Private teacher-training college Hibernia has asked Ireland’s Catholic bishops to add it to a list of approved colleges after graduates raised concerns that some Catholic schools may be barring them from employment.
Hibernia president Dr Seán Rowland confirmed it had never been on the list of approved colleges, which was first published in 2011, but “we have asked to be on it now”.
The move comes after a graduate seeking employment posted online a letter from a Catholic employer saying Hibernia’s religious diploma was not recognised by the Irish Episcopal Conference.
“Only teachers with the approved religious qualifications may be considered for any fixed term, substitute or temporary cover,” it read.
Other graduates claimed the same employment barrier was being applied in a second diocese, triggering calls on the college to clarify the status of their qualifications.
Since more than 90 per cent of State-funded primary schools are under Catholic patronage, graduates who fail to meet the church requirement could find their employment options greatly reduced.
Dr Rowland said the college had spoken to representatives of the episcopal conference ahead of its three-day meeting in Maynooth this week.
“I don’t want in any way to pre-empt their decision, but the bottom line is we will do whatever they ask us to do.
“They are bound to make sure we do a good job in religious education; we have a really good programme and we update them every year.”
A spokesman for the bishops said as a policy they did not comment on what was on the agenda for the conference, which concludes on Wednesday.
Hibernia’s religious education programme was designed in partnership with retired professor of moral theology at Maynooth Fr Vincent Twomey.
It ran into controversy in 2012 when Atheist Ireland claimed a number of lecture slides contained “untrue statements” about atheism, prompting the college to remove the material.
Asked why the college had not sought to be added to the church’s approved list before now, Dr Rowland said the issue had only arisen after graduates raised concern about the diocesan letter.
“We are trying to find out what happened there, and are working with the episcopal conference.”
However, one graduate who did not wish to be named said Hibernia “should have been more proactive.
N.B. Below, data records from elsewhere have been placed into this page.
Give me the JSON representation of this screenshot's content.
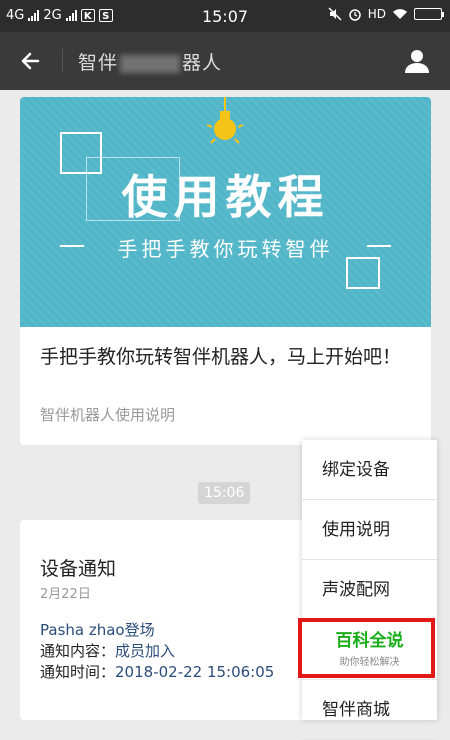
{
  "status_bar": {
    "network_1": "4G",
    "network_2": "2G",
    "app_badge_1": "K",
    "app_badge_2": "S",
    "time": "15:07",
    "hd": "HD"
  },
  "nav": {
    "title_prefix": "智伴",
    "title_suffix": "器人"
  },
  "tutorial_card": {
    "banner_title": "使用教程",
    "banner_subtitle": "手把手教你玩转智伴",
    "title": "手把手教你玩转智伴机器人，马上开始吧！",
    "subtitle": "智伴机器人使用说明"
  },
  "time_tag": "15:06",
  "notice_card": {
    "title": "设备通知",
    "date": "2月22日",
    "line1": "Pasha zhao登场",
    "content_label": "通知内容：",
    "content_value": "成员加入",
    "time_label": "通知时间：",
    "time_value": "2018-02-22 15:06:05"
  },
  "menu": {
    "items": [
      {
        "label": "绑定设备"
      },
      {
        "label": "使用说明"
      },
      {
        "label": "声波配网"
      },
      {
        "label": "百科全说",
        "sub": "助你轻松解决"
      },
      {
        "label": "智伴商城"
      }
    ]
  },
  "colors": {
    "banner": "#52b6c9",
    "highlight_green": "#1aad19",
    "annotation_red": "#e01818"
  }
}
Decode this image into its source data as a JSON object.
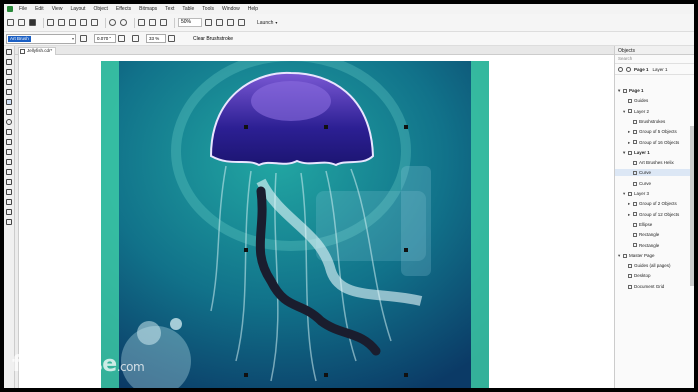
{
  "menubar": {
    "items": [
      "File",
      "Edit",
      "View",
      "Layout",
      "Object",
      "Effects",
      "Bitmaps",
      "Text",
      "Table",
      "Tools",
      "Window",
      "Help"
    ]
  },
  "toolbar": {
    "zoom": "50%",
    "launch_label": "Launch"
  },
  "propbar": {
    "brush_selected": "Art Brush",
    "size_value": "0.070 \"",
    "smoothing_value": "33 %",
    "clear_label": "Clear Brushstroke"
  },
  "document": {
    "tab_label": "Jellyfish.cdr*"
  },
  "watermark": {
    "text": "filehorse",
    "suffix": ".com"
  },
  "docker": {
    "title": "Objects",
    "search_placeholder": "Search",
    "page_label": "Page 1",
    "layer_label": "Layer 1",
    "tree": [
      {
        "label": "Page 1",
        "level": 0,
        "arrow": "▾",
        "bold": true
      },
      {
        "label": "Guides",
        "level": 1,
        "arrow": "",
        "bold": false
      },
      {
        "label": "Layer 2",
        "level": 1,
        "arrow": "▾",
        "bold": false
      },
      {
        "label": "Brushstrokes",
        "level": 2,
        "arrow": "",
        "bold": false
      },
      {
        "label": "Group of 5 Objects",
        "level": 2,
        "arrow": "▸",
        "bold": false
      },
      {
        "label": "Group of 16 Objects",
        "level": 2,
        "arrow": "▸",
        "bold": false
      },
      {
        "label": "Layer 1",
        "level": 1,
        "arrow": "▾",
        "bold": true
      },
      {
        "label": "Art Brushes Helix",
        "level": 2,
        "arrow": "",
        "bold": false
      },
      {
        "label": "Curve",
        "level": 2,
        "arrow": "",
        "bold": false,
        "highlight": true
      },
      {
        "label": "Curve",
        "level": 2,
        "arrow": "",
        "bold": false
      },
      {
        "label": "Layer 3",
        "level": 1,
        "arrow": "▾",
        "bold": false
      },
      {
        "label": "Group of 2 Objects",
        "level": 2,
        "arrow": "▸",
        "bold": false
      },
      {
        "label": "Group of 12 Objects",
        "level": 2,
        "arrow": "▸",
        "bold": false
      },
      {
        "label": "Ellipse",
        "level": 2,
        "arrow": "",
        "bold": false
      },
      {
        "label": "Rectangle",
        "level": 2,
        "arrow": "",
        "bold": false
      },
      {
        "label": "Rectangle",
        "level": 2,
        "arrow": "",
        "bold": false
      },
      {
        "label": "Master Page",
        "level": 0,
        "arrow": "▾",
        "bold": false
      },
      {
        "label": "Guides (all pages)",
        "level": 1,
        "arrow": "",
        "bold": false
      },
      {
        "label": "Desktop",
        "level": 1,
        "arrow": "",
        "bold": false
      },
      {
        "label": "Document Grid",
        "level": 1,
        "arrow": "",
        "bold": false
      }
    ]
  },
  "colors": {
    "accent": "#1a5fc4",
    "page_teal": "#1f9c9a",
    "page_deep": "#0c3c6a",
    "jelly_bell": "#2a1f8c",
    "jelly_bell_light": "#6d4cc9",
    "side_strip": "#3fd0a8"
  }
}
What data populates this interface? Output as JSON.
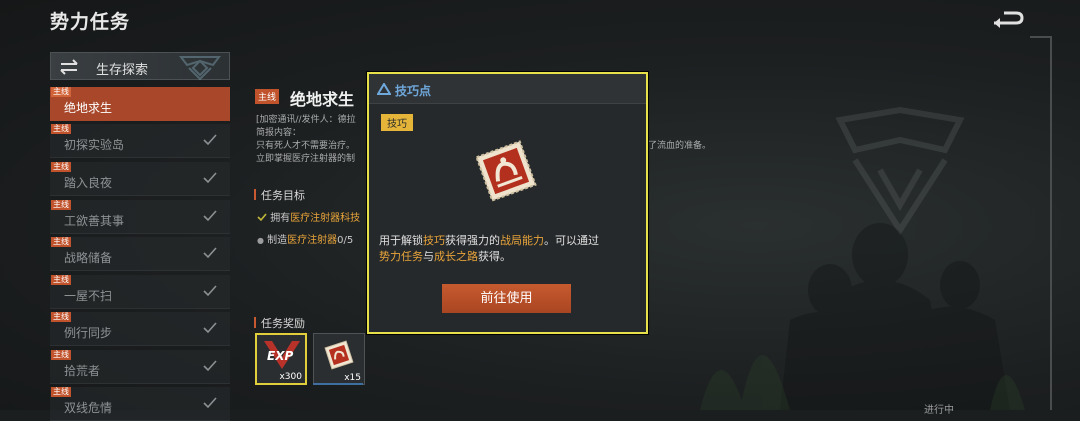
{
  "header": {
    "title": "势力任务"
  },
  "sidebar": {
    "heading": "生存探索",
    "tag": "主线",
    "items": [
      {
        "label": "绝地求生"
      },
      {
        "label": "初探实验岛"
      },
      {
        "label": "踏入良夜"
      },
      {
        "label": "工欲善其事"
      },
      {
        "label": "战略储备"
      },
      {
        "label": "一屋不扫"
      },
      {
        "label": "例行同步"
      },
      {
        "label": "拾荒者"
      },
      {
        "label": "双线危情"
      }
    ]
  },
  "mission": {
    "tag": "主线",
    "title": "绝地求生",
    "desc_line1": "[加密通讯//发件人：德拉",
    "desc_line2": "简报内容：",
    "desc_line3": "只有死人才不需要治疗。",
    "desc_line3_tail": "了流血的准备。",
    "desc_line4": "立即掌握医疗注射器的制",
    "objectives_heading": "任务目标",
    "objective1_prefix": "拥有",
    "objective1_hl": "医疗注射器科技",
    "objective2_prefix": "制造",
    "objective2_hl": "医疗注射器",
    "objective2_suffix": "0/5",
    "rewards_heading": "任务奖励",
    "reward1_qty": "x300",
    "reward1_label": "EXP",
    "reward2_qty": "x15",
    "progress_label": "进行中"
  },
  "popup": {
    "title": "技巧点",
    "tag": "技巧",
    "desc1_a": "用于解锁",
    "desc1_hl1": "技巧",
    "desc1_b": "获得强力的",
    "desc1_hl2": "战局能力",
    "desc1_c": "。可以通过",
    "desc2_hl1": "势力任务",
    "desc2_a": "与",
    "desc2_hl2": "成长之路",
    "desc2_b": "获得。",
    "button_label": "前往使用"
  },
  "colors": {
    "accent_orange": "#c0532c",
    "highlight": "#e8a43a",
    "popup_border": "#e6e04a",
    "popup_title": "#6fa8dc"
  }
}
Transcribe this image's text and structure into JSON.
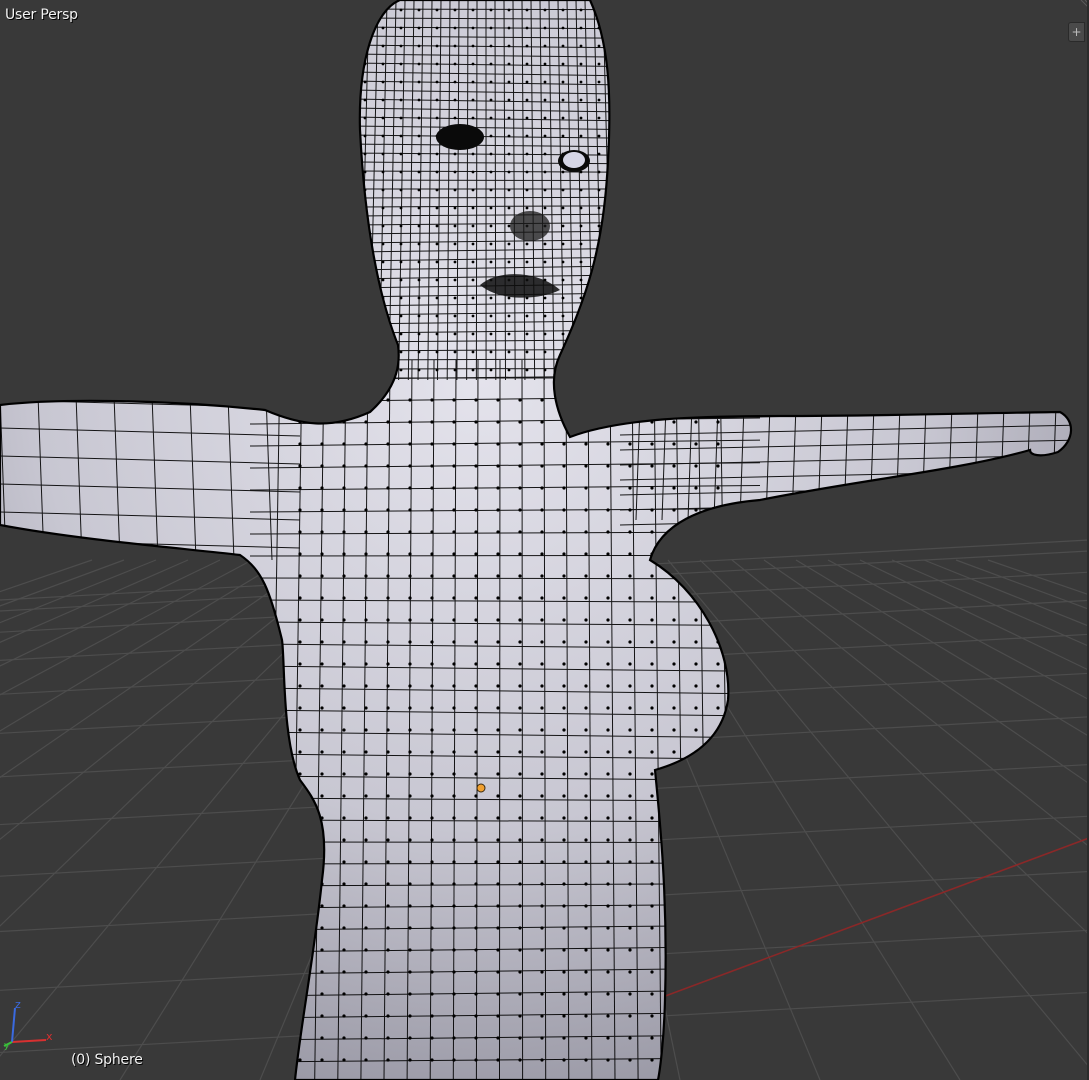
{
  "viewport": {
    "view_label": "User Persp",
    "object_label": "(0) Sphere",
    "add_region_icon": "plus-icon",
    "axes": {
      "x": "x",
      "y": "y",
      "z": "z"
    },
    "colors": {
      "background": "#393939",
      "grid": "#4c4c4c",
      "x_axis": "#8a2a2a",
      "y_axis": "#5f8a2a",
      "mesh_fill": "#c9c8d3",
      "wire": "#000000",
      "origin": "#f0a030"
    }
  }
}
We were led to believe we met the requirements of the Catholic Church and now there is a question mark put over us.”
She also expressed concern about the apparent prohibition on substitution, which was a means of getting a “foot in the door” in schools.
Noting that Irish schools in theory had to recognise teaching qualifications from European countries under EU employment directives, she said: “It’s very unfair to prevent someone a few days of subbing because they don’t have a Catholic religious certificate.”
The controversy has highlighted the church’s influence over teacher-training colleges.
A 2011 Teaching Council inspection report into Mary Immaculate College in Limerick, one of the church’s approved training colleges, criticised the authorities for allotting both religious education and Irish four times more instruction time than other subjects such as science and history.